Munching over it while watching Gourmet, (another Koreanovela starred Kim Rae Won, by the way Gourmet is a very good material if you want to understand how culture influences the kind of food that we eat and how food is also a culture) My reckless thoughts keep grinding and I thought that we Filipinos really have a lot to say when it comes to mango, we have names for every stage of a mango fruit’s life.

Commonly, English language only have two names for a mango fruit, that is the green mango and the ripe mango, which is the yellow one. But Pinoys have more to that, take these for instance; (Some words are in Bisaya as I’m a native of Davao)

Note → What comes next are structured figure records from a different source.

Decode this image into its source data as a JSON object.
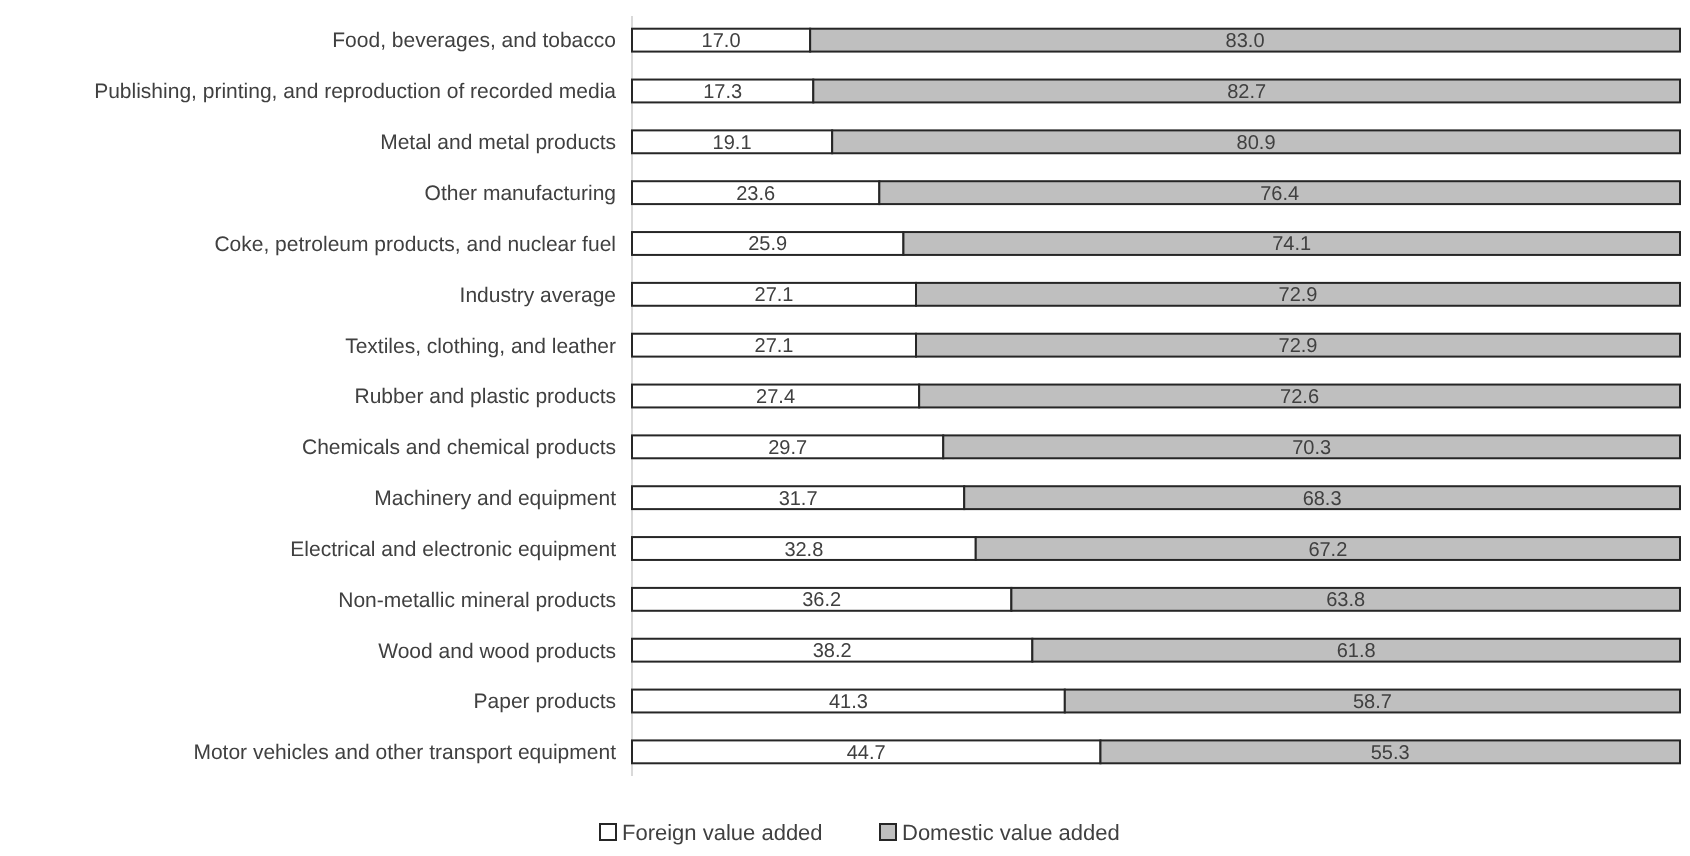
{
  "chart_data": {
    "type": "bar",
    "orientation": "horizontal",
    "stacked": true,
    "legend": "bottom",
    "categories": [
      "Food, beverages, and tobacco",
      "Publishing, printing, and reproduction of recorded media",
      "Metal and metal products",
      "Other manufacturing",
      "Coke, petroleum products, and nuclear fuel",
      "Industry average",
      "Textiles, clothing, and leather",
      "Rubber and plastic products",
      "Chemicals and chemical products",
      "Machinery and equipment",
      "Electrical and electronic equipment",
      "Non-metallic mineral products",
      "Wood and wood products",
      "Paper products",
      "Motor vehicles and other transport equipment"
    ],
    "series": [
      {
        "name": "Foreign value added",
        "color": "#ffffff",
        "values": [
          17.0,
          17.3,
          19.1,
          23.6,
          25.9,
          27.1,
          27.1,
          27.4,
          29.7,
          31.7,
          32.8,
          36.2,
          38.2,
          41.3,
          44.7
        ],
        "value_labels": [
          "17.0",
          "17.3",
          "19.1",
          "23.6",
          "25.9",
          "27.1",
          "27.1",
          "27.4",
          "29.7",
          "31.7",
          "32.8",
          "36.2",
          "38.2",
          "41.3",
          "44.7"
        ]
      },
      {
        "name": "Domestic value added",
        "color": "#bfbfbf",
        "values": [
          83.0,
          82.7,
          80.9,
          76.4,
          74.1,
          72.9,
          72.9,
          72.6,
          70.3,
          68.3,
          67.2,
          63.8,
          61.8,
          58.7,
          55.3
        ],
        "value_labels": [
          "83.0",
          "82.7",
          "80.9",
          "76.4",
          "74.1",
          "72.9",
          "72.9",
          "72.6",
          "70.3",
          "68.3",
          "67.2",
          "63.8",
          "61.8",
          "58.7",
          "55.3"
        ]
      }
    ]
  }
}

Putot – for a small very young fruit
Bangkalawag – for bigger green mangoes that has young crunchy seed
Gulang – for big green ones with fiber coated seeds
Gulang-gulang – for mangoes in between gulang and manibalang
Manibalang – for old crunchy just right for bagoong (call it salted rotten fish or whatever, but pinoys only have good thoughts about this delicacy) and sukang tuba dipping
Hinog-hinog – for a stage between ripe and manibalang
Hinog – for a ripe mango, this is the yellow one
Lata-lata – for a stage between ripe and overripe
Lata – for overripe ones
bulok-bulok – for mangoes between overripe and rotten ones
Bulok or dunot – for rotten ones

You see , we have more to tell than the foreign ones, and if you have more to these terms just leave a comment so we can add up to our vocabulary.

That’s for some reckless thinking dude, thanks for dropping by, see again for another experience in this side of town.


  1. Hi Vernz. I did not know there were so many names for the mango. The mangoes in Guimaras, where I live,is known for their sweet tasting mangoes, are in season and are the best mangoes I have ever tasted them. Some of my relatives eat the green mango, too, as you do. I prefer the ripe ones.

  2. Philippines being a tropical country is blessed to produce many types of mangoes, like the Pahutan, indian mango, kalabaw to name a few, and have the sweetest mango in the whole world. :)

  3. I didn't know all these words to describe the various stages of a mango's development.
    And to think we're not even discussing the many varieties!
    How about including those, too?

  4. Hi DAve, Guimaras indeed is known for its flawless mangoes, thanks for dropping by, get well soon.

  5. Josie, thanks for dropping by... we really have a lot of these right?

    Thanks again...

    Jo.attalife.....just me and my out of this world thinking hahaha!